Ligeti’s reputation as a major voice in modern music solidified in the 1960s, when he became associate professor at the Summer School for Contemporary Music in Darmstadt and guest professor at the Royal Swedish Academy of Music in Stockholm. The German Academic Exchange Programme (DAAD) in Berlin awarded him a scholarship for the year 1969-70, and in 1972 he was appointed Composer in Residence at Stanford University. In 1973 he became Professor for Composition at the Hamburg Musikhochschule. 

What to Listen For

Ligeti compositions such as Atmosphéres use pitch and beat in a way that makes our usual expectations of melody, harmony and rhythm almost disappear. The texture of the instruments sounds somehow astronomical; tones and internal rhythms are layered in precise, minute variations that meld together into a unity, like atoms of matter. The music seems to connect us with the vastness of space and with the universe inside our own minds. If this sounds like it might be unfamiliar and disorienting, it is not — even for listeners who might not have had the chance to hear Ligeti’s work in the concert hall. Always evocative and sometimes eerie, Ligeti’s music has become a staple in the movies to evoke the feeling of future technologies, space travel and the mysteries of the unknown. Though his work resists imitation, that has not stopped composers from trying, and its emotional power has given rise to a genre of microtonal murmurings, dithering strings and densely layered polyrhythms in which a core rhythm is becomes a kind of universal, interstellar pulse.

Ligeti’s influence on film soundtracks has made the vernacular of his music more familiar to the public than his name or his actual compositions. Responsibility for this odd circumstance can be laid at the feet of the film director Stanley Kubrick. Kubrick’s ultra-fine-tuned esthetic sensibilities extended to music, a field in which he was deeply erudite, and his selections for the most celebrated of his films’ scores — 2001: A Space Odyssey — famously include Johann Strauss Jr.’s waltz On the Beautiful Blue Danube, Richard Strauss’s tone poem Also Sprach Zarathustra, and Ligeti’s Atmosphères. The Blue Danube waltz, already universally familiar, was used in a memorably counter-intuitive way to evoke the weightlessness of space, and Also Sprach Zarathustra, obscure before Kubrick selected it, became an inescapable cliché symbolizing fateful importance. As for Atmosphères, it is heard more than once in 2001, most notably in the film’s “star gate” sequence, when astronaut David Bowman hurtles through a multidimensional realm of time and space to be reborn as a child of the universe.

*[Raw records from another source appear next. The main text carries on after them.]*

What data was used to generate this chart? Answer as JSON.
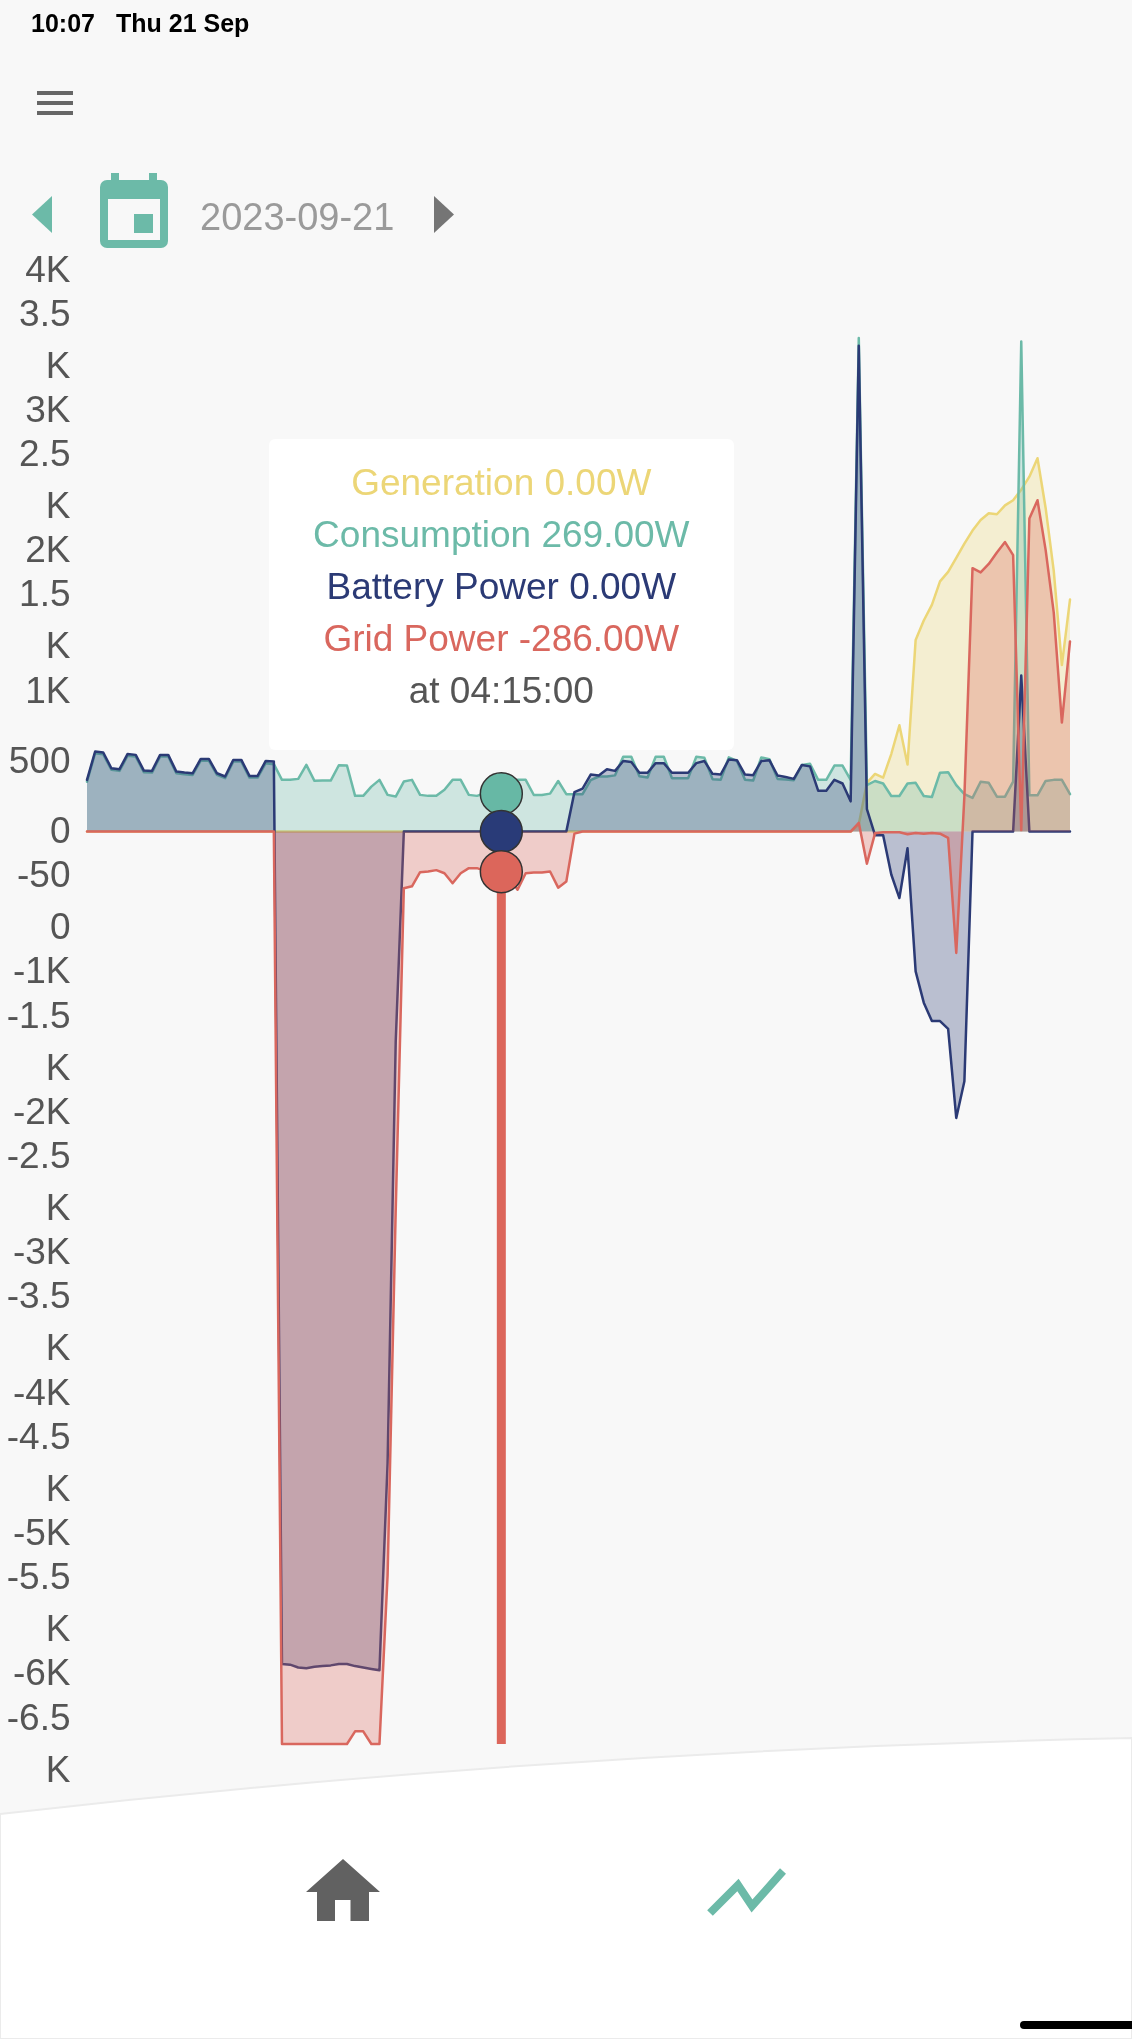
{
  "chart_data": {
    "type": "area",
    "title": "2023-09-21",
    "tick_labels": "y",
    "categories": [
      null,
      null,
      null,
      null,
      null,
      null,
      null,
      null,
      null,
      null,
      null,
      null,
      null,
      null,
      null,
      null,
      null,
      null,
      null,
      null,
      null,
      null,
      null,
      null,
      null,
      null,
      null,
      null,
      null,
      null,
      null,
      null,
      null,
      null,
      null,
      null,
      null,
      null,
      null,
      null,
      null,
      null,
      null,
      null,
      null,
      null,
      null,
      null,
      null,
      null,
      null,
      null,
      null,
      null,
      null,
      null,
      null,
      null,
      null,
      null,
      null,
      null,
      null,
      null,
      null,
      null,
      null,
      null,
      null,
      null,
      null,
      null,
      null,
      null,
      null,
      null,
      null,
      null,
      null,
      null,
      null,
      null,
      null,
      null,
      null,
      null,
      null,
      null,
      null,
      null,
      null,
      null,
      null,
      null,
      null,
      null,
      null,
      null,
      null,
      null,
      null,
      null,
      null,
      null,
      null,
      null,
      null,
      null,
      null,
      null,
      null,
      null,
      null,
      null,
      null,
      null,
      null,
      null,
      null,
      null,
      null,
      null
    ],
    "ylim": [
      -6500,
      4000
    ],
    "yticks": [
      {
        "value": 4000,
        "label": "4K"
      },
      {
        "value": 3500,
        "label": "3.5K"
      },
      {
        "value": 3000,
        "label": "3K"
      },
      {
        "value": 2500,
        "label": "2.5K"
      },
      {
        "value": 2000,
        "label": "2K"
      },
      {
        "value": 1500,
        "label": "1.5K"
      },
      {
        "value": 1000,
        "label": "1K"
      },
      500,
      0,
      -500,
      {
        "value": -1000,
        "label": "-1K"
      },
      {
        "value": -1500,
        "label": "-1.5K"
      },
      {
        "value": -2000,
        "label": "-2K"
      },
      {
        "value": -2500,
        "label": "-2.5K"
      },
      {
        "value": -3000,
        "label": "-3K"
      },
      {
        "value": -3500,
        "label": "-3.5K"
      },
      {
        "value": -4000,
        "label": "-4K"
      },
      {
        "value": -4500,
        "label": "-4.5K"
      },
      {
        "value": -5000,
        "label": "-5K"
      },
      {
        "value": -5500,
        "label": "-5.5K"
      },
      {
        "value": -6000,
        "label": "-6K"
      },
      {
        "value": -6500,
        "label": "-6.5K"
      }
    ],
    "series": [
      {
        "color": "#ecd677",
        "values": [
          0,
          0,
          0,
          0,
          0,
          0,
          0,
          0,
          0,
          0,
          0,
          0,
          0,
          0,
          0,
          0,
          0,
          0,
          0,
          0,
          0,
          0,
          0,
          0,
          0,
          0,
          0,
          0,
          0,
          0,
          0,
          0,
          0,
          0,
          0,
          0,
          0,
          0,
          0,
          0,
          0,
          0,
          0,
          0,
          0,
          0,
          0,
          0,
          0,
          0,
          0,
          0,
          0,
          0,
          0,
          0,
          0,
          0,
          0,
          0,
          0,
          0,
          0,
          0,
          0,
          0,
          0,
          0,
          0,
          0,
          0,
          0,
          0,
          0,
          0,
          0,
          0,
          0,
          0,
          0,
          0,
          0,
          0,
          0,
          0,
          0,
          0,
          0,
          0,
          0,
          0,
          0,
          0,
          0,
          0,
          50,
          347,
          410,
          384,
          552,
          757,
          477,
          1365,
          1503,
          1615,
          1782,
          1850,
          1950,
          2051,
          2144,
          2219,
          2267,
          2260,
          2323,
          2360,
          2435,
          2528,
          2659,
          2305,
          1857,
          1186,
          1652
        ]
      },
      {
        "color": "#6cbaa8",
        "values": [
          355,
          558,
          550,
          440,
          432,
          540,
          534,
          422,
          420,
          534,
          534,
          415,
          408,
          403,
          505,
          505,
          403,
          380,
          498,
          498,
          384,
          384,
          487,
          480,
          368,
          368,
          375,
          475,
          361,
          363,
          363,
          472,
          470,
          254,
          254,
          320,
          368,
          261,
          249,
          356,
          368,
          261,
          254,
          254,
          297,
          368,
          368,
          261,
          254,
          273,
          266,
          269,
          330,
          368,
          368,
          260,
          260,
          270,
          360,
          266,
          266,
          266,
          366,
          392,
          392,
          400,
          533,
          533,
          393,
          385,
          533,
          533,
          380,
          380,
          380,
          533,
          525,
          373,
          368,
          528,
          503,
          368,
          363,
          528,
          515,
          375,
          370,
          365,
          474,
          482,
          368,
          368,
          470,
          470,
          368,
          3516,
          330,
          360,
          342,
          253,
          253,
          342,
          347,
          253,
          246,
          419,
          423,
          330,
          266,
          240,
          355,
          347,
          248,
          248,
          355,
          3490,
          258,
          258,
          360,
          368,
          368,
          266
        ]
      },
      {
        "color": "#2b3a75",
        "values": [
          368,
          570,
          563,
          451,
          444,
          553,
          546,
          434,
          432,
          546,
          546,
          427,
          420,
          415,
          517,
          517,
          415,
          392,
          510,
          510,
          396,
          396,
          503,
          498,
          -5930,
          -5935,
          -5955,
          -5960,
          -5950,
          -5945,
          -5940,
          -5930,
          -5930,
          -5945,
          -5955,
          -5965,
          -5975,
          -4500,
          -1500,
          0,
          0,
          0,
          0,
          0,
          0,
          0,
          0,
          0,
          0,
          0,
          0,
          0,
          0,
          0,
          0,
          0,
          0,
          0,
          0,
          0,
          280,
          305,
          406,
          399,
          444,
          432,
          502,
          495,
          419,
          419,
          487,
          487,
          419,
          419,
          419,
          487,
          502,
          411,
          406,
          513,
          508,
          406,
          401,
          502,
          508,
          399,
          388,
          375,
          474,
          464,
          291,
          291,
          368,
          342,
          215,
          3461,
          160,
          -26,
          -26,
          -306,
          -474,
          -119,
          -996,
          -1219,
          -1350,
          -1350,
          -1406,
          -2040,
          -1779,
          0,
          0,
          0,
          0,
          0,
          0,
          1111,
          0,
          0,
          0,
          0,
          0,
          0
        ]
      },
      {
        "color": "#d9675e",
        "values": [
          0,
          0,
          0,
          0,
          0,
          0,
          0,
          0,
          0,
          0,
          0,
          0,
          0,
          0,
          0,
          0,
          0,
          0,
          0,
          0,
          0,
          0,
          0,
          0,
          -6500,
          -6500,
          -6500,
          -6500,
          -6500,
          -6500,
          -6500,
          -6500,
          -6500,
          -6410,
          -6410,
          -6500,
          -6500,
          -5300,
          -2700,
          -404,
          -390,
          -290,
          -285,
          -275,
          -297,
          -368,
          -297,
          -261,
          -261,
          -280,
          -290,
          -286,
          -330,
          -415,
          -297,
          -292,
          -292,
          -285,
          -400,
          -356,
          -15,
          0,
          0,
          0,
          0,
          0,
          0,
          0,
          0,
          0,
          0,
          0,
          0,
          0,
          0,
          0,
          0,
          0,
          0,
          0,
          0,
          0,
          0,
          0,
          0,
          0,
          0,
          0,
          0,
          0,
          0,
          0,
          0,
          0,
          0,
          62,
          -229,
          -13,
          -5,
          -5,
          -5,
          -20,
          -10,
          -15,
          -10,
          -15,
          -45,
          -865,
          250,
          1876,
          1846,
          1906,
          1988,
          2062,
          1969,
          10,
          2230,
          2360,
          2006,
          1559,
          776,
          1354
        ]
      },
      {
        "type": "scatter",
        "marker": "circle",
        "color": "#67b8a5",
        "values": [
          null,
          null,
          null,
          null,
          null,
          null,
          null,
          null,
          null,
          null,
          null,
          null,
          null,
          null,
          null,
          null,
          null,
          null,
          null,
          null,
          null,
          null,
          null,
          null,
          null,
          null,
          null,
          null,
          null,
          null,
          null,
          null,
          null,
          null,
          null,
          null,
          null,
          null,
          null,
          null,
          null,
          null,
          null,
          null,
          null,
          null,
          null,
          null,
          null,
          null,
          null,
          269,
          null,
          null,
          null,
          null,
          null,
          null,
          null,
          null,
          null,
          null,
          null,
          null,
          null,
          null,
          null,
          null,
          null,
          null,
          null,
          null,
          null,
          null,
          null,
          null,
          null,
          null,
          null,
          null,
          null,
          null,
          null,
          null,
          null,
          null,
          null,
          null,
          null,
          null,
          null,
          null,
          null,
          null,
          null,
          null,
          null,
          null,
          null,
          null,
          null,
          null,
          null,
          null,
          null,
          null,
          null,
          null,
          null,
          null,
          null,
          null,
          null,
          null,
          null,
          null,
          null,
          null,
          null,
          null,
          null,
          null
        ]
      },
      {
        "type": "scatter",
        "marker": "circle",
        "color": "#293b78",
        "values": [
          null,
          null,
          null,
          null,
          null,
          null,
          null,
          null,
          null,
          null,
          null,
          null,
          null,
          null,
          null,
          null,
          null,
          null,
          null,
          null,
          null,
          null,
          null,
          null,
          null,
          null,
          null,
          null,
          null,
          null,
          null,
          null,
          null,
          null,
          null,
          null,
          null,
          null,
          null,
          null,
          null,
          null,
          null,
          null,
          null,
          null,
          null,
          null,
          null,
          null,
          null,
          0,
          null,
          null,
          null,
          null,
          null,
          null,
          null,
          null,
          null,
          null,
          null,
          null,
          null,
          null,
          null,
          null,
          null,
          null,
          null,
          null,
          null,
          null,
          null,
          null,
          null,
          null,
          null,
          null,
          null,
          null,
          null,
          null,
          null,
          null,
          null,
          null,
          null,
          null,
          null,
          null,
          null,
          null,
          null,
          null,
          null,
          null,
          null,
          null,
          null,
          null,
          null,
          null,
          null,
          null,
          null,
          null,
          null,
          null,
          null,
          null,
          null,
          null,
          null,
          null,
          null,
          null,
          null,
          null,
          null,
          null
        ]
      },
      {
        "type": "scatter",
        "marker": "circle",
        "color": "#dc665b",
        "values": [
          null,
          null,
          null,
          null,
          null,
          null,
          null,
          null,
          null,
          null,
          null,
          null,
          null,
          null,
          null,
          null,
          null,
          null,
          null,
          null,
          null,
          null,
          null,
          null,
          null,
          null,
          null,
          null,
          null,
          null,
          null,
          null,
          null,
          null,
          null,
          null,
          null,
          null,
          null,
          null,
          null,
          null,
          null,
          null,
          null,
          null,
          null,
          null,
          null,
          null,
          null,
          -286,
          null,
          null,
          null,
          null,
          null,
          null,
          null,
          null,
          null,
          null,
          null,
          null,
          null,
          null,
          null,
          null,
          null,
          null,
          null,
          null,
          null,
          null,
          null,
          null,
          null,
          null,
          null,
          null,
          null,
          null,
          null,
          null,
          null,
          null,
          null,
          null,
          null,
          null,
          null,
          null,
          null,
          null,
          null,
          null,
          null,
          null,
          null,
          null,
          null,
          null,
          null,
          null,
          null,
          null,
          null,
          null,
          null,
          null,
          null,
          null,
          null,
          null,
          null,
          null,
          null,
          null,
          null,
          null,
          null,
          null
        ]
      }
    ],
    "annotations": [
      "Generation 0.00W",
      "Consumption 269.00W",
      "Battery Power 0.00W",
      "Grid Power -286.00W",
      "at 04:15:00",
      "10:07",
      "Thu 21 Sep"
    ]
  }
}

Kubrick, famously exacting in his own art, may have been careless when it came to Ligeti’s. According to Hollywood legend, Kubrick’s musical choices were originally placeholders that were adopted as permanent only because he was dissatisfied with the other options presented to him, but Ligeti’s work was altered and used without the composer’s permission. After an out-of-court settlement including financial compensation for Ligeti, Kubrick turned to his music again, with chilling effect, in The Shining.